Borehole instabilities in shales are regarded as the prime technical problem area in oil and gas well drilling. One of the most important problems is the interaction rock-fluid that can affect strongly the drilling operations, leading a variety of wellbore instability problems. The purpose of this paper is to describe an experimental technique using developed electro-chemical immersion equipment, evaluating the impact of calcium, potassium and sodium chlorites on the electrochemical and physicochemical rock samples properties from a shale formation located in Western Venezuela. Solutions with high concentration of calcium and potassium chlorides generate the highest efficient inhibitor impact in the rock composition to reduce variations on water flux from the rock matrix to the solutions. The results indicated the high efficiency of the developed equipment, used methodology to deal with potential reactivity formations and that inorganic solutions reduce the potential reactivity of the shale. Consequently, recommendations to mitigate the effects of this reactivity are provided.

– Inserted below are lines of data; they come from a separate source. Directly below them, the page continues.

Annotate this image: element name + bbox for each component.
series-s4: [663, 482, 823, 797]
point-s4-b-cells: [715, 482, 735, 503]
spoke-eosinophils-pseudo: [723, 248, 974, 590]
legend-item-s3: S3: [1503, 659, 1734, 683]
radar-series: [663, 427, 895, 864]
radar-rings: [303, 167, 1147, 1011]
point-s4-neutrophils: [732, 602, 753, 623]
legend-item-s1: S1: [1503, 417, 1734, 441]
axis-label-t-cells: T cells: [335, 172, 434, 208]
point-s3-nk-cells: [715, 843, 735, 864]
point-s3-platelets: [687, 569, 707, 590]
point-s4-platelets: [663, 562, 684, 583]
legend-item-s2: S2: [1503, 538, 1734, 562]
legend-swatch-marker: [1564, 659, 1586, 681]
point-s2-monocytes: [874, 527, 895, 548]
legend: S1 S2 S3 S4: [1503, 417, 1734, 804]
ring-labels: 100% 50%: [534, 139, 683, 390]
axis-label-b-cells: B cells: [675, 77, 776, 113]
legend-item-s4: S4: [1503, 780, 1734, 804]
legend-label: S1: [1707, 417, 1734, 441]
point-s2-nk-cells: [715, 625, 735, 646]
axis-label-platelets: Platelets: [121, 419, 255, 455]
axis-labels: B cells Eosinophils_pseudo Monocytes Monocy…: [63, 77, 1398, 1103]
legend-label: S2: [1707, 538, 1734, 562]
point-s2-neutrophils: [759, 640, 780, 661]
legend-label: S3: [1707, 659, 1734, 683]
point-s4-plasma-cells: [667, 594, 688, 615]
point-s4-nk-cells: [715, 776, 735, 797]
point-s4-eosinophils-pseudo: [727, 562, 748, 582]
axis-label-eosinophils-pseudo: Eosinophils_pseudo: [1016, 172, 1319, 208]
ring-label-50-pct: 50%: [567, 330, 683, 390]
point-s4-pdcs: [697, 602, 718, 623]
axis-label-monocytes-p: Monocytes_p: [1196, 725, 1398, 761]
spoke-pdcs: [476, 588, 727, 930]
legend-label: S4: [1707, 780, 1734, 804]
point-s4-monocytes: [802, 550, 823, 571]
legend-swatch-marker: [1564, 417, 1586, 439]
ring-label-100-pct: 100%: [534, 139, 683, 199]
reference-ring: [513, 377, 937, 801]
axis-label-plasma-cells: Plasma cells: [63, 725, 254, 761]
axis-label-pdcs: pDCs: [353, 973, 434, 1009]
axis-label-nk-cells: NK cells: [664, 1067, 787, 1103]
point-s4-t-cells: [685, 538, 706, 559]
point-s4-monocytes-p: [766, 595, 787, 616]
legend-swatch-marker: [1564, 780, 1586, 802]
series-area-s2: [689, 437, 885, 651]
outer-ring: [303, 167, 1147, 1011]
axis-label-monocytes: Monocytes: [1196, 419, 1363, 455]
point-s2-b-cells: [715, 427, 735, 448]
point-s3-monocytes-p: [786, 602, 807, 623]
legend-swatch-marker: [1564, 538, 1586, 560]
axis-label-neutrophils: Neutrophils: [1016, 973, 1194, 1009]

During the drilling of oil wells, the drilling fluid interacts with the shale layers at the wellbore, with the cuttings and at the drill bit-rock contact. Chemical instability can be prevented through selection of proper drilling fluid, suitable mud additives to minimize the fluid/shale interaction, and by reducing shale exposure time. Besides having to cut costs to main profitability, the industry is currently facing new environmental and technical challengers as drilling in deep waters, HPHT formations and fractured reservoirs. The international and some national laws are restringing the use of oil base fluids to avoid environmental contaminations. According to van Oorth and Hale , water- based muds are attractive replacements from a direct point of view, but conventional systems have shown poor shale drilling performance and can create much wellbore instability during drilling, especially in over pressure and clay rich formations. The interaction rock-fluid may also have a strong effect on the rock properties; typically a reduction in strength of about 30–100% is seen in many rocks . Cation exchanges variations during the rock-fluid interaction can affect the rock strength due to variation of water adsorbed from the drilling fluid. To avoid or to reduce this interaction, new fluids have been developed, mainly due to environmental legislations that demand that the drilling fluids to be biodegradable, and with low content of oil . Shale inhibitors as chlorites have been used as a good shale inhibitor. Recently its solutions still have been used, but associated with polymers  to reduce reactivity and due to its high solubility and miscibility.
Traditional immersion tests are very useful test to study the interaction shale-fluid. This test present low cost and generally consist in immerge some rock samples (well preserved) in a glass vases and monitor visually the rock-fluid interaction for about 72 hours. In this study, a new apparatus was developed in which shale sample is put in contact with fluid and special sensors measure the electro-chemical properties of the fluid throughout the test.